I was young then.  And didn't know anything. 

Fast forward to my life about one year ago...Ben and I had planned to plan a wedding and a honeymoon without any mishaps.  Then my kidneys decided to fail completely and I started this blog. YAY!

Here's the point.  Back in the day, I was wrong.  The type of "planning" that I was subscribing to was unhealthy.  It was based on the idea that if I wrote out some type of line-by-line, number-by-number schedule for how every aspect, hour and minute of my life was going to go, it would most certainly go that way.  The type of planning that I was doing was based on the assumption that if you have a plan or a goal in life, nothing bad can ever happen to you.  
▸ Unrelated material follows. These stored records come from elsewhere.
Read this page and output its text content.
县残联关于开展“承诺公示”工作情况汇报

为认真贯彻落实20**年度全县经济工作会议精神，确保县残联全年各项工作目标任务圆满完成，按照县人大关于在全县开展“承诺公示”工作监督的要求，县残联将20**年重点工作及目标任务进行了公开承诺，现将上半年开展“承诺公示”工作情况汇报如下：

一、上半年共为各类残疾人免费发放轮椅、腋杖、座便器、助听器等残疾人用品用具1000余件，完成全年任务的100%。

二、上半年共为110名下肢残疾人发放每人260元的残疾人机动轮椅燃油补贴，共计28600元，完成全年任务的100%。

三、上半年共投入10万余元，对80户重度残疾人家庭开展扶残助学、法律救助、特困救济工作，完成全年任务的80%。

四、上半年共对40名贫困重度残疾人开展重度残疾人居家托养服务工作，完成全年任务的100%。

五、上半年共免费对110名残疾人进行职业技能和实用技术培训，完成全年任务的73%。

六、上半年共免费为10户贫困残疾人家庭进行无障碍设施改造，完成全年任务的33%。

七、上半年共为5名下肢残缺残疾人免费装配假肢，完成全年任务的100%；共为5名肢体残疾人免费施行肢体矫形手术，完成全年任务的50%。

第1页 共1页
That type of mess right there, is just wrong.  Because everyone knows that even the best laid plans can go awry.  Really sometimes you can have a plan, and it can come to fruition.  And sometimes, God wants to use you for something else. 

~

Back to why I wrote this blog post.  I bought a planner.  And planning is something that I kind of gave up on about a year and a half ago. I felt like, "Why even plan anything if shit is just gonna happen to you when you don't want it to?" 

Well, over the past six months, and as the year started to come to a close, I began to feel overwhelming DISORGANIZED.  Yes, I'd been living a summer of carefree happiness, doing things on a whim, paying the bills if I felt like it, and then going to bed at 1 A.M. on a weeknight when there were still dishes everywhere and two full baskets of dirty laundry. Eventually, doing all that and not having a plan for getting shit done, started to make me feel really crappy, like less of an adult, and more like I was losing control of my life than having a chronic ever made me feel.  Writing my to-do lists and appointments on scrap pieces of computer paper and the corners of my journal just wasn't cutting it. 
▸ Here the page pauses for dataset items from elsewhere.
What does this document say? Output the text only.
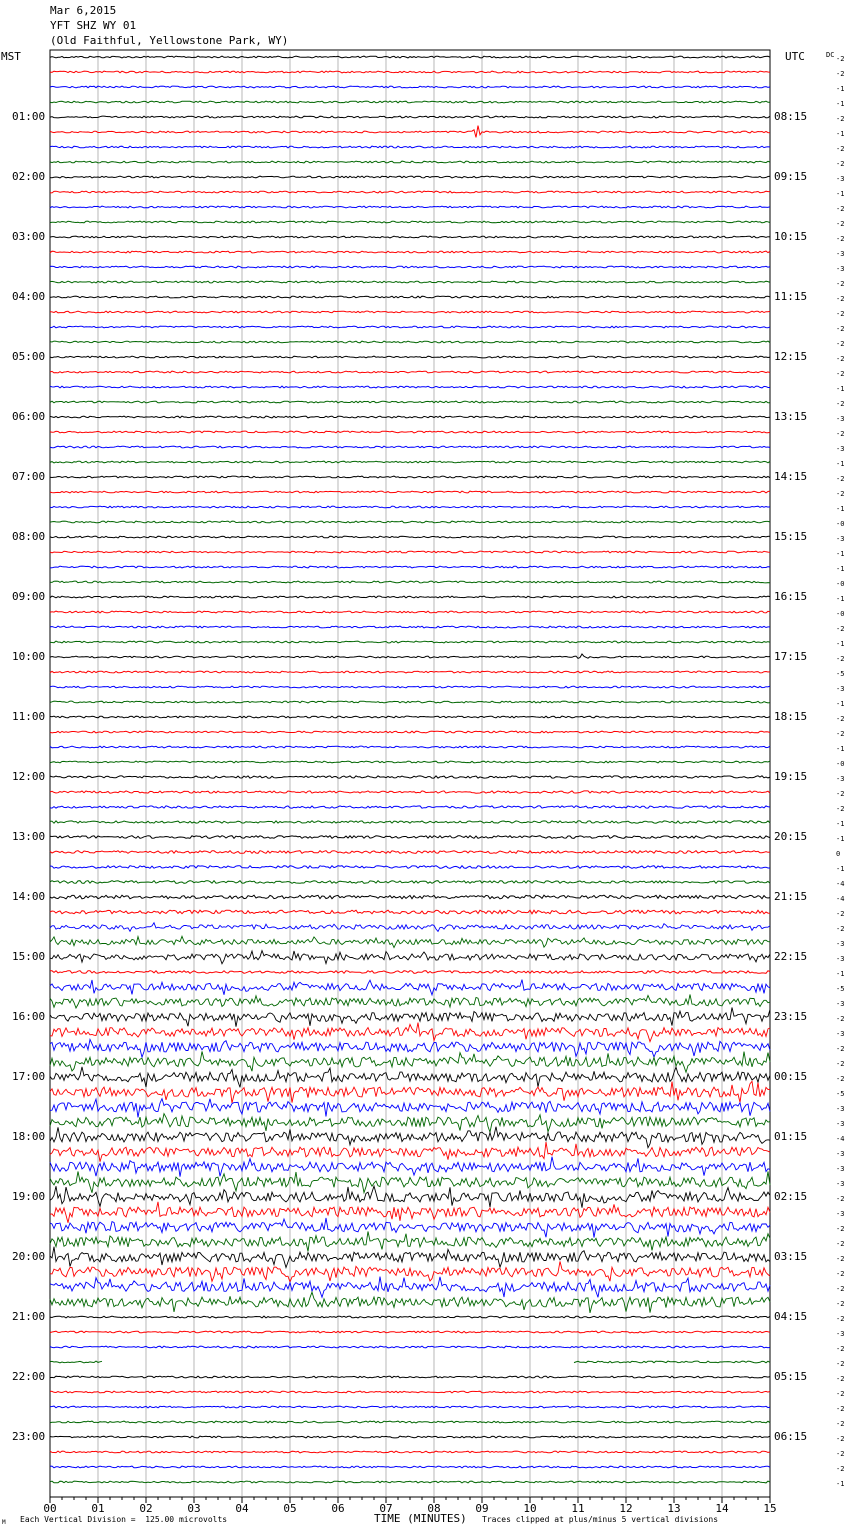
Mar 6,2015
YFT SHZ WY 01
(Old Faithful, Yellowstone Park, WY)
MST	UTC	DC
00	01	02	03	04	05	06	07	08	09	10	11	12	13	14	15
01:00
02:00
03:00
04:00
05:00
06:00
07:00
08:00
09:00
10:00
11:00
12:00
13:00
14:00
15:00
16:00
17:00
18:00
19:00
20:00
21:00
22:00
23:00
08:15
09:15
10:15
11:15
12:15
13:15
14:15
15:15
16:15
17:15
18:15
19:15
20:15
21:15
22:15
23:15
00:15
01:15
02:15
03:15
04:15
05:15
06:15
-2
-2
-1
-1
-2
-1
-2
-2
-3
-1
-2
-2
-2
-3
-3
-2
-2
-2
-2
-2
-2
-2
-1
-2
-3
-2
-3
-1
-2
-2
-1
-0
-3
-1
-1
-0
-1
-0
-2
-1
-2
-5
-3
-1
-2
-2
-1
-0
-3
-2
-2
-1
-1
0
-1
-4
-4
-2
-2
-3
-3
-1
-5
-3
-2
-3
-2
-2
-2
-5
-3
-3
-4
-3
-3
-3
-2
-3
-2
-2
-2
-2
-2
-2
-2
-3
-2
-2
-2
-2
-2
-2
-2
-2
-2
-1
M Each Vertical Division =  125.00 microvolts	TIME (MINUTES) Traces clipped at plus/minus 5 vertical divisions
So I broke down, I guess you can say, and realized that I need a some sort of book, notebook, lined paper sandwiched between to pieces of cardboard, where I can safely store reminders and notes and calendars of events.  
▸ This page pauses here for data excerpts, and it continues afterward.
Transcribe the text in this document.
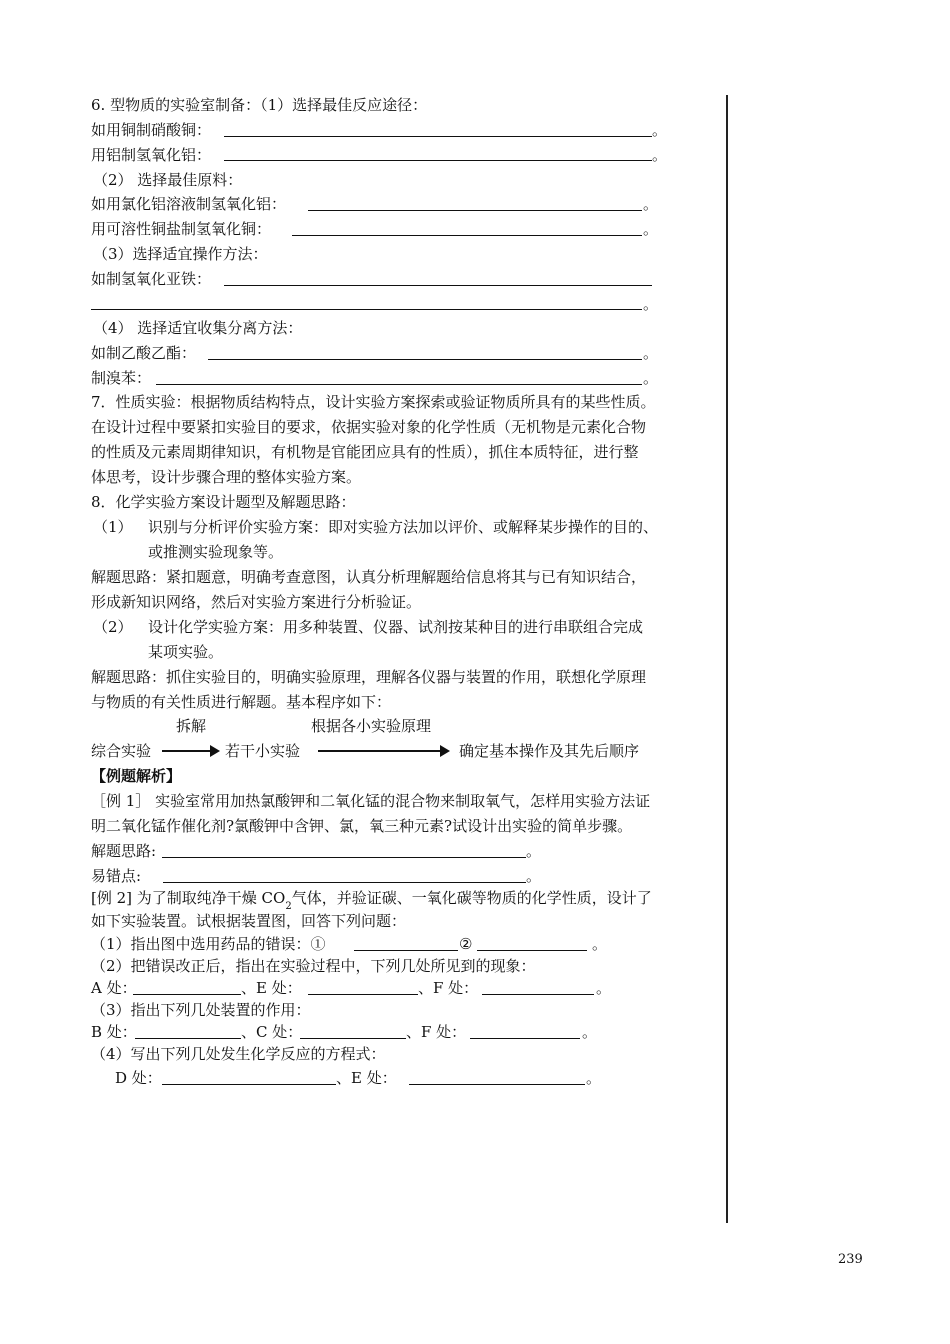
6. 型物质的实验室制备：（1）选择最佳反应途径：
如用铜制硝酸铜：	。
用铝制氢氧化铝：	。
（2） 选择最佳原料：
如用氯化铝溶液制氢氧化铝：	。
用可溶性铜盐制氢氧化铜：	。
（3）选择适宜操作方法：
如制氢氧化亚铁：
。
（4） 选择适宜收集分离方法：
如制乙酸乙酯：	。
制溴苯：	。
7．性质实验：根据物质结构特点，设计实验方案探索或验证物质所具有的某些性质。
在设计过程中要紧扣实验目的要求，依据实验对象的化学性质（无机物是元素化合物
的性质及元素周期律知识，有机物是官能团应具有的性质），抓住本质特征，进行整
体思考，设计步骤合理的整体实验方案。
8．化学实验方案设计题型及解题思路：
（1） 识别与分析评价实验方案：即对实验方法加以评价、或解释某步操作的目的、
或推测实验现象等。
解题思路：紧扣题意，明确考查意图，认真分析理解题给信息将其与已有知识结合，
形成新知识网络，然后对实验方案进行分析验证。
（2） 设计化学实验方案：用多种装置、仪器、试剂按某种目的进行串联组合完成
某项实验。
解题思路：抓住实验目的，明确实验原理，理解各仪器与装置的作用，联想化学原理
与物质的有关性质进行解题。基本程序如下：
拆解	根据各小实验原理
综合实验	若干小实验	确定基本操作及其先后顺序
【例题解析】
［例 1］ 实验室常用加热氯酸钾和二氧化锰的混合物来制取氧气，怎样用实验方法证
明二氧化锰作催化剂?氯酸钾中含钾、氯，氧三种元素?试设计出实验的简单步骤。
解题思路:	。
易错点:	。
[例 2] 为了制取纯净干燥 $CO_2$气体，并验证碳、一氧化碳等物质的化学性质，设计了
如下实验装置。试根据装置图，回答下列问题：
（1）指出图中选用药品的错误：①	②	。
（2）把错误改正后，指出在实验过程中，下列几处所见到的现象：
A 处：	、E 处：	、F 处：	。
（3）指出下列几处装置的作用：
B 处：	、C 处：	、F 处：	。
（4）写出下列几处发生化学反应的方程式：
D 处：	、E 处：	。
239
Before I actually purchased my planner, I talked to my dear goals-oriented friend across the world in Asia about what he thought I should do. Whether paying money and investing any more time in having a planner was something I should even jump back into doing, considering the impact it had on me when I was just a teenager.  I just about lost my mind trying to plan things out all those years ago. I didn't want to fall into being a control freak again.  I didn't want to find myself, at the end of the year saying once again, that I told God my plans and he laughed...and laughed...and laughed.

My friend educated me saying:  planning is different from scheduling. And essentially, that's what my planner is.  It's a big calendar of the day, week, and month that I can use to write down things that I need to do and therefore set aside time to do it.  That's it.  That's all it is.  And guess what, if something comes up (praying for no more kidney failure) I can simply adjust.  Cross out things. Amend it. Erase it. Write something else in. Fit it on a different day.  And in the process, getting all those "need to do" things out of the way, frees up more time for me to do the things I want to do.  Like play my new bass guitar (more on that later) or..I know! Write a blog post.  See?!  

I'm confident that I won't fall back into my old habits of compulsively planning or scheduling or whatever. Now, I know that what makes someone an expert planner is being able to control a situation, but to adapt when things don't fall into place as expected and when things change.  Because things do change.  And that's OK.  That's why it's always good to write things in pencil, just in case.